Das Unglück von Mohamad, seiner Familie und von vielen hundert Flüchtlingen ist ein Glücksfall für die Geschäftswelt der Heidemannstraße. Nicht von ungefähr sind die Bierkästen im Shop der Jet-Tankstelle Ecke Paracelsusstraße in Türnähe fast deckenhoch gestapelt, nicht von ungefähr umwirbt ein fahrbarer Stand von "Lycamobile" neben den Zapfsäulen Mobilfunkkunden mit einer "Worldwide Flat".

Die Meile zwischen dem Kaserneneingang der Erstaufnahmeeinrichtung für Asylbewerber und den Verkehrsdrehscheiben in Freimann sowie im nördlichen Milbertshofen wird in diesen Tagen dominiert von dunkelhäutigen Menschen. Trauben in den Wartehäuschen, Grüppchen vor der Kasernenmauer, auf den Spielplätzen, am Gehwegrand. Viele mit dem Handy am Ohr, manche mit der Bierflasche in der Hand. Viele sehr extrovertiert, gelegentlich gibt es auch Streit.

Provokationen über den Gartenzaun

Von einem "erhöhten Deliktsaufkommen" spricht Wolfgang Wenger, Sprecher des Münchner Polizeipräsidiums. Unter den Vorkommnissen befänden sich auch Körperverletzungsdelikte - doch hat es, wie die zuständige Polizeiinspektion Milbertshofen immer wieder betont, außer Provokationen über den Gartenzaun hinweg bisher keine Übergriffe auf die Nachbarschaft gegeben. Dass es bei den Beschwerden über "Lärm, Gestank, Müll", vorgetragen in der Milbertshofener Bürgerversammlung, nicht bleiben würde, hatten Lokalpolitiker indes schon Mitte Juli geahnt. Welcher Unmut sich seitdem insbesondere über soziale Netzwerke Bahn bricht und mit welcher Dynamik dies geschieht, hat dennoch viele überrascht.

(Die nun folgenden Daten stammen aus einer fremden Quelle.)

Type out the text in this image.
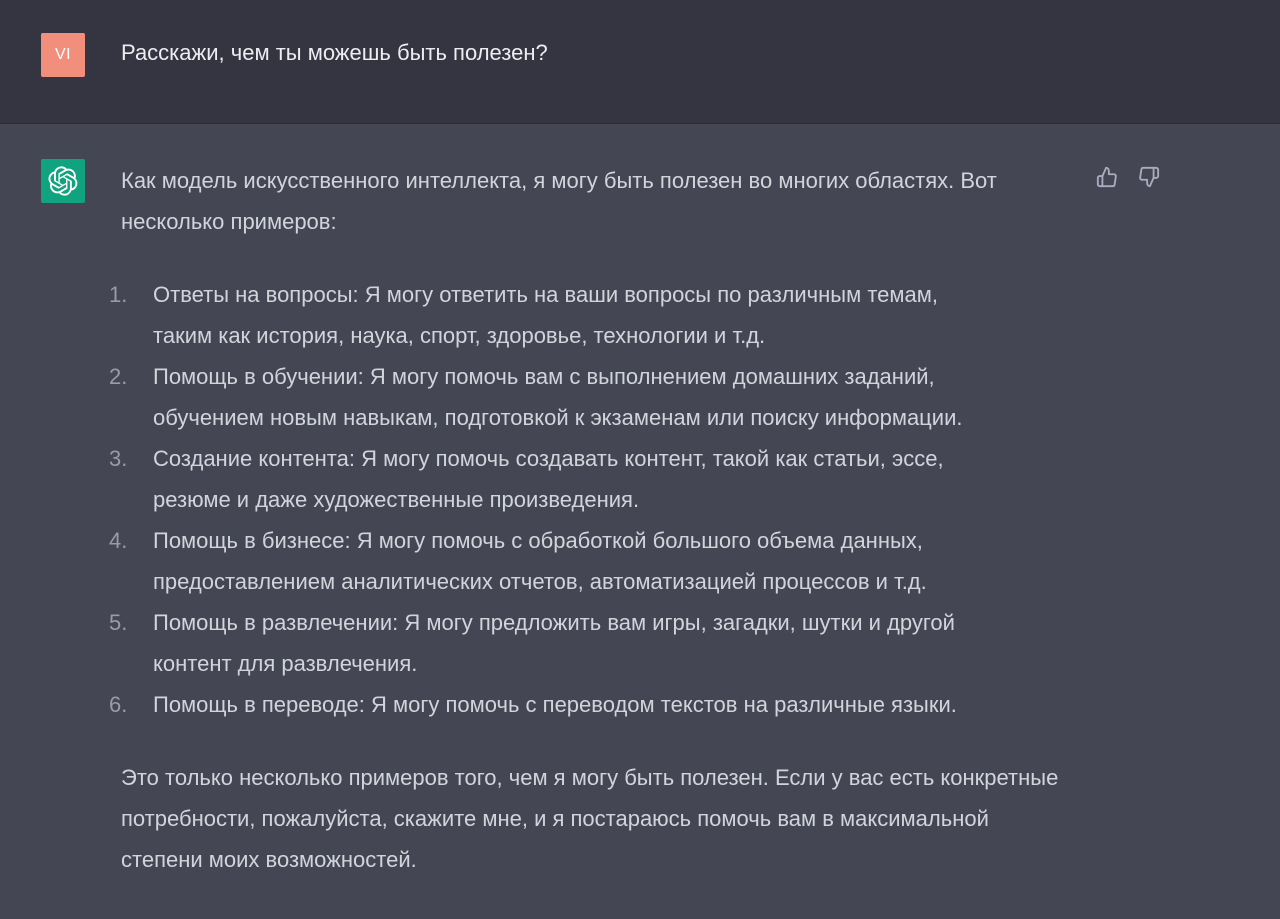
VI Расскажи, чем ты можешь быть полезен?

Как модель искусственного интеллекта, я могу быть полезен во многих областях. Вот несколько примеров:

1. Ответы на вопросы: Я могу ответить на ваши вопросы по различным темам,
таким как история, наука, спорт, здоровье, технологии и т.д.
2. Помощь в обучении: Я могу помочь вам с выполнением домашних заданий,
обучением новым навыкам, подготовкой к экзаменам или поиску информации.
3. Создание контента: Я могу помочь создавать контент, такой как статьи, эссе,
резюме и даже художественные произведения.
4. Помощь в бизнесе: Я могу помочь с обработкой большого объема данных,
предоставлением аналитических отчетов, автоматизацией процессов и т.д.
5. Помощь в развлечении: Я могу предложить вам игры, загадки, шутки и другой
контент для развлечения.
6. Помощь в переводе: Я могу помочь с переводом текстов на различные языки.

Это только несколько примеров того, чем я могу быть полезен. Если у вас есть конкретные потребности, пожалуйста, скажите мне, и я постараюсь помочь вам в максимальной степени моих возможностей.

Etwa 1700 registrierte Nutzer versammelte vergangene Woche binnen weniger Tage eine Facebookseite unter dem Stichwort "Gegen das Asylheim München Heidemannstraße". Da hieß es, dass man "an der Seuche verrecken" werde - verbunden mit der Ankündigung, "wenn einer von denen meine Frau oder meine Tochter streift werd' ich ihn verbrennen". Eine zweite Seite, "Gegen das Asylhaus an der Bayernkaserne" machte, orthografisch fehlerhaft, noch unverhohlener Stimmung: "Tut euch zusammen, zündet die hütten an und verhaut die ordentlich, dann ist ruhe da."

Ermittlungen dauern an

Wegen der fremdenfeindlichen Äußerungen hat die Münchner Polizei in diesem Fall bereits zugeschlagen: Mittlerweile konnte der 35-jährige Gründer der offenen Gruppe wie auch ein aus dem Münchner Norden stammender 18-jähriger Verfasser eines Beitrages ermittelt werden, gegen beide geht die Polizei wegen "Störung des öffentlichen Friedens und Androhung von Straftaten" vor. Beide sind zudem einschlägig vorbestraft.

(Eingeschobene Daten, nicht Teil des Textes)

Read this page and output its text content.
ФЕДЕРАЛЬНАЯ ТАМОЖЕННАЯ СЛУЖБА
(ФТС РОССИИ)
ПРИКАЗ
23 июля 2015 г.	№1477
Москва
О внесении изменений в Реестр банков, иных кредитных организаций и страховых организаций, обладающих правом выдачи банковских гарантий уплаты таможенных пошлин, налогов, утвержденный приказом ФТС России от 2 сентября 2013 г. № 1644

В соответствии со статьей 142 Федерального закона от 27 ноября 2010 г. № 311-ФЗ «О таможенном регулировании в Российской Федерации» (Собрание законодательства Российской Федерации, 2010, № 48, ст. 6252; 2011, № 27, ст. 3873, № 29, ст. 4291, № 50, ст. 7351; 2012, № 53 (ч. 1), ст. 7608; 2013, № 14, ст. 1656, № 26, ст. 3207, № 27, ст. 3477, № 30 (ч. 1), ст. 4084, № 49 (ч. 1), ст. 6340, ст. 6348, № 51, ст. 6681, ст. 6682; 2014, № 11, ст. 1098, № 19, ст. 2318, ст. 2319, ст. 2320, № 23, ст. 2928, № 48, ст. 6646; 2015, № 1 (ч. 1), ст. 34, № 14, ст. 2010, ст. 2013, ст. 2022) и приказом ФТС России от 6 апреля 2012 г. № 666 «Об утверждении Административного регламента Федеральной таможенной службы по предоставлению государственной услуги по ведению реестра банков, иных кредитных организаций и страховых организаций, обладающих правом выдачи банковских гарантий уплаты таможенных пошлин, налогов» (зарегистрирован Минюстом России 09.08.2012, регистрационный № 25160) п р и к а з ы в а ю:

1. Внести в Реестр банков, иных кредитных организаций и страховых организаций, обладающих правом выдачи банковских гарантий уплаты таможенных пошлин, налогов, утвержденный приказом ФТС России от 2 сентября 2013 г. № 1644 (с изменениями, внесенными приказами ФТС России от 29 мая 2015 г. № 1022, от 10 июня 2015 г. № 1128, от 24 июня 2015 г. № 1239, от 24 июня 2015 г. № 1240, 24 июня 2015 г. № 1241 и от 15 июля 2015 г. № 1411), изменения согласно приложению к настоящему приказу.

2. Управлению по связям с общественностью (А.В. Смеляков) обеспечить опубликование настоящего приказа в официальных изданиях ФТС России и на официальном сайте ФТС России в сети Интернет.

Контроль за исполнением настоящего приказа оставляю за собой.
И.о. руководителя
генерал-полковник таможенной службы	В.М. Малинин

Gegen einen weiteren Verfasser eines strafbaren Artikels dauern die Ermittlungen noch an. Die Facebook-Gruppe wurde umgehend gelöscht. Miriam Heigl von der städtischen Fachstelle für Rechtsextremismus sieht dennoch mit Sorge, dass sich Rechte, etwa aus der Münchner Kameradschafts-Szene, an die jüngste Facebook-Welle angehängt haben. "Das kann gefährlich werden." "Die aktuelle Hetze gegen Flüchtlinge in der Bayernkaserne ist unerträglich", kommentiert Ben Rau vom bayerischen Flüchtlingsrat. Rassisten und Neonazis versuchten die Lage auszunutzen und Anwohner für ihre Propaganda zu instrumentalisieren. "Die Flüchtlinge können dabei am wenigsten für die schwierige Situation. Anstatt den Notstand zu inszenieren und gegen Flüchtlinge zu hetzen, müssen Forderungen an die verantwortliche Politik gestellt werden."

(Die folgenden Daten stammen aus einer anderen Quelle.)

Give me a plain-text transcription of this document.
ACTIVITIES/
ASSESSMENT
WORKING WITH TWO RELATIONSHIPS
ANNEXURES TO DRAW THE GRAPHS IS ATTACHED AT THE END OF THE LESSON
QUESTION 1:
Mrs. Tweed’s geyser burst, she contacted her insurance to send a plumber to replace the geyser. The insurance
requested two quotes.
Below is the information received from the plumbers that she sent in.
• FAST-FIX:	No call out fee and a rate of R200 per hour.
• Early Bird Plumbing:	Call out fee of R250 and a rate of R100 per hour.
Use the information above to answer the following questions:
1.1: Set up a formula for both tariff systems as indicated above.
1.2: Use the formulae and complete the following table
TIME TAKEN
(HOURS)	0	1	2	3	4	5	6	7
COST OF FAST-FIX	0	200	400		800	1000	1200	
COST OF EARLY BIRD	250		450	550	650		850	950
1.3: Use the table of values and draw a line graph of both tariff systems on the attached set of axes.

Die Polizei hat alle Hände voll zu tun

Die rasante Entwicklung der vergangenen Tage hat zu erhöhter Polizeipräsenz im Umfeld der Erstaufnahmeeinrichtung geführt und zu gehäuften Einsatzbesprechungen. Die Regierung von Oberbayern, die angesichts des nicht nachlassenden Zustroms von Flüchtlingen nun eine weitere Dependance in der ehemaligen Funkkaserne angekündigt hat, gibt sich nach außen zwar unbeeindruckt. Intern aber hat man den Plan fallen gelassen, die Sicherheitsschleuse, die derzeit den ganzen Kasernenkomplex abschirmt, von der Heidemannstraße weg ins rückwärtige Kasernenareal zu verlegen, wo sie unauffälliger wäre. Stattdessen bekommen die 30 Sicherheitsleute nun noch 20 weitere Kollegen - und dies nicht etwa, um die Nachbarn zu schützen. Gleichwohl wird der private Sicherheitsdienst künftig auch das Umfeld kontrollieren und sich etwa darum bemühen, dass nicht so viel Müll herumliegt und nicht ins Gebüsch uriniert wird, damit es keine Provokationen der Nachbarschaft gibt.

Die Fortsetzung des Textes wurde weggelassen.